Akeena Solar Inc. (Nasdaq: AKNS) predicts homeowners and businesses will not install nearly as many solar systems in 2008 as the company originally predicted. The company's CEO Barry Cinnamon cites higher operating costs and a weakening economy as the main causes.
 
One of the United States' largest designers and installers of residential and commercial solar power systems, Akeena's production and operating costs outpaced its sales in the first quarter.

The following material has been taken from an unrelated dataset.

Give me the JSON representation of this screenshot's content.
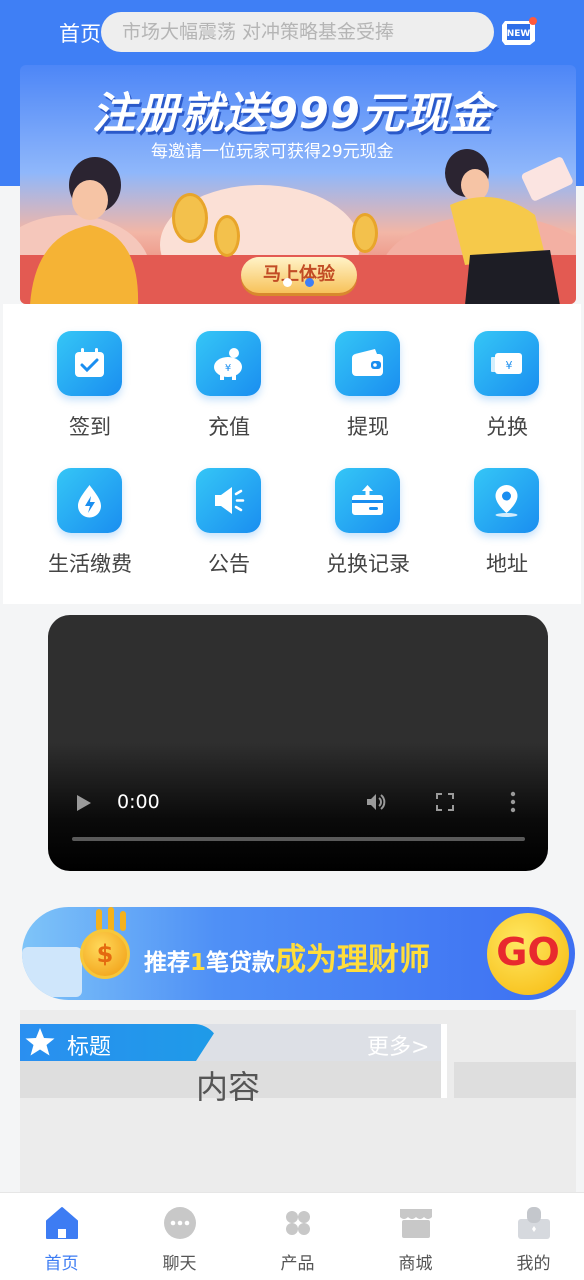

Despite posting net sales of $12.2 million in the first quarter—an increase of 94.7 percent compared to $6.3 million in the first quarter of 2007—Akeena posted a net loss of $4.6 million in the first quarter, compared with a net loss of $933,000 a year earlier.

"Since the beginning of the second quarter, we have seen signs that a looming recession and tightening credit are weighing on consumers' decisions to invest in residential solar installations—even with the price of energy skyrocketing," Cinnamon said in a May 9 press release.

Cinnamon predicts demand for Akeen's systems in 2008 will fall well below original expectations, pointing to the uncertainty surrounding the extension of the federal investment tax credit (ITC) beyond 2008 as a contributing factor.

Based in Los Gatos, Calif., and founded in 2001, Akeena operates six California offices as well as an office in New Jersey [see "Akeena expands to Orange County," SI, January 2007]. The company was just added to the Nasdaq Clean Edge U.S. Index (Nasdaq: CLEN) and the Nasdaq Clean Edge U.S. Liquid Series Index (Nasdaq: CELS) in March. The Indexes are designed to track the performance of clean-energy companies that are publicly traded in the U.S.

Akeena recently entered a partnership with San Francisco-based Sun Run to help bring down the cost of solar systems to homeowners.
With the Sun Run Solar Service, homeowners pay a fixed rate for solar electricity over the term of their lease. Foster City-based SolarCity also launched a solar leasing program this spring [See "SolarCity fronts homeowners," SI, May 2008].